Water Induced Structural Transformations in Flexible Two-Dimensional Layered Conductive Metal–Organic Frameworks

Abstract

The flexible and ever-changing layered structure of electrically conductive 2D metal–organic frameworks (MOFs) poses a formidable challenge for establishing any structure–application relationships. Here, we employ a combined quantum mechanics and classical molecular dynamics (MD) approach allowing large-scale/long-time simulations of the dynamics of both dry and hydrated systems to investigate the intrinsic flexibility and dynamical motions of layered 2D MOFs and its effect on their physical and chemical properties. The Co3(HHTP)2 and Cu3(HHTP)2 [HHTP = 2,3,6,7,10,11-hexahydroxytriphenylene] MOFs as two representatives of the layered family of MOFs are studied in great details with a focus on their experimentally observed differential framework stabilities in aqueous solutions.
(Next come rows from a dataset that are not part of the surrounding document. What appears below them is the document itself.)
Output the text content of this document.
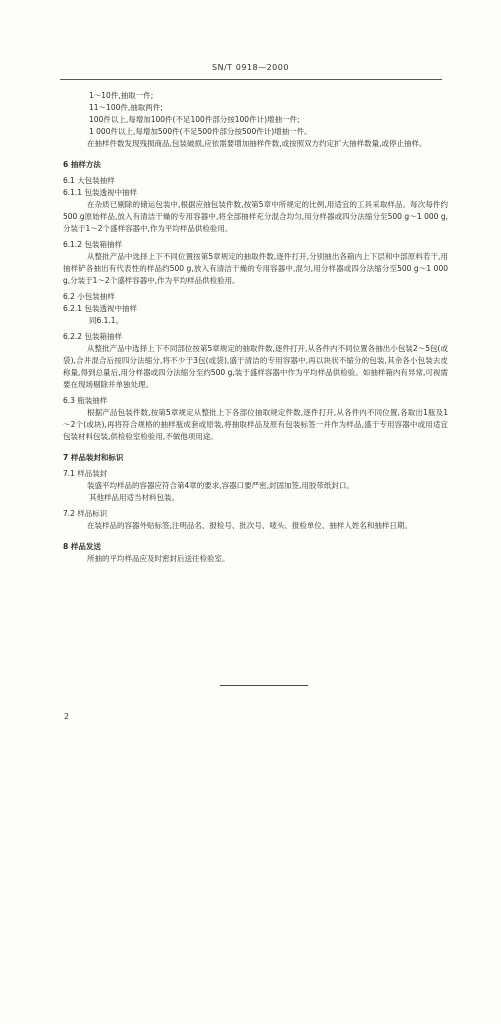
SN/T 0918—2000
1～10件,抽取一件;
11～100件,抽取两件;
100件以上,每增加100件(不足100件部分按100件计)增抽一件;
1 000件以上,每增加500件(不足500件部分按500件计)增抽一件。
在抽样件数发现残损商品,包装破损,应依需要增加抽样件数,或按照双方约定扩大抽样数量,或停止抽样。
6 抽样方法
6.1 大包装抽样
6.1.1 包装透视中抽样
在杂质已剔除的储运包装中,根据应抽包装件数,按第5章中所规定的比例,用适宜的工具采取样品。每次每件约500 g原始样品,放入有清洁干燥的专用容器中,将全部抽样充分混合均匀,用分样器或四分法缩分至500 g～1 000 g,分装于1～2个盛样容器中,作为平均样品供检验用。
6.1.2 包装箱抽样
从整批产品中选择上下不同位置按第5章规定的抽取件数,逐件打开,分别抽出各箱内上下层和中部原料若干,用抽样铲各抽出有代表性的样品约500 g,放入有清洁干燥的专用容器中,混匀,用分样器或四分法缩分至500 g～1 000 g,分装于1～2个盛样容器中,作为平均样品供检验用。
6.2 小包装抽样
6.2.1 包装透视中抽样
同6.1.1。
6.2.2 包装箱抽样
从整批产品中选择上下不同部位按第5章规定的抽取件数,逐件打开,从各件内不同位置各抽出小包装2～5包(或袋),合并混合后按四分法缩分,将不少于3包(或袋),盛于清洁的专用容器中,再以块状不缩分的包装,其余各小包装去皮称量,得到总量后,用分样器或四分法缩分至约500 g,装于盛样容器中作为平均样品供检验。如抽样箱内有异常,可视需要在现场剔除并单独处理。
6.3 瓶装抽样
根据产品包装件数,按第5章规定从整批上下各部位抽取规定件数,逐件打开,从各件内不同位置,各取出1瓶及1～2个(或块),再将符合规格的抽样瓶成套或原装,将抽取样品及原有包装标签一并作为样品,盛于专用容器中或用适宜包装材料包装,供检验室检验用,不做他项用途。
7 样品装封和标识
7.1 样品装封
装盛平均样品的容器应符合第4章的要求,容器口要严密,封固加签,用胶带纸封口。
其他样品用适当材料包装。
7.2 样品标识
在装样品的容器外贴标签,注明品名、报检号、批次号、唛头、报检单位、抽样人姓名和抽样日期。
8 样品发送
所抽的平均样品应及时密封后送往检验室。
2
Our MD simulations reproduce structural properties of both MOFs as well as a higher tendency of the Co3(HHTP)2 MOF towards water attack and hydrolysis than its Cu3(HHTP)2 counterpart, in agreement with available experimental reports. The results show the presence of two distinctive metastable metal centers with (pseudo)planar vs (pseudo)tetrahedral configurations where the latter are more positively charged than the former and hence more susceptible to water nucleophilic attacks. The accurate ωB97M-v quantum-mechanical calculations show the higher tendency of the open Co2+ sites for coordination to water molecules than the open Cu2+ sites. Our multifaceted strategy paves the way towards simulation of realistic MOF-based materials and their interface with confined water molecules which is especially relevant to designing more robust water stable materials with desired properties and applications.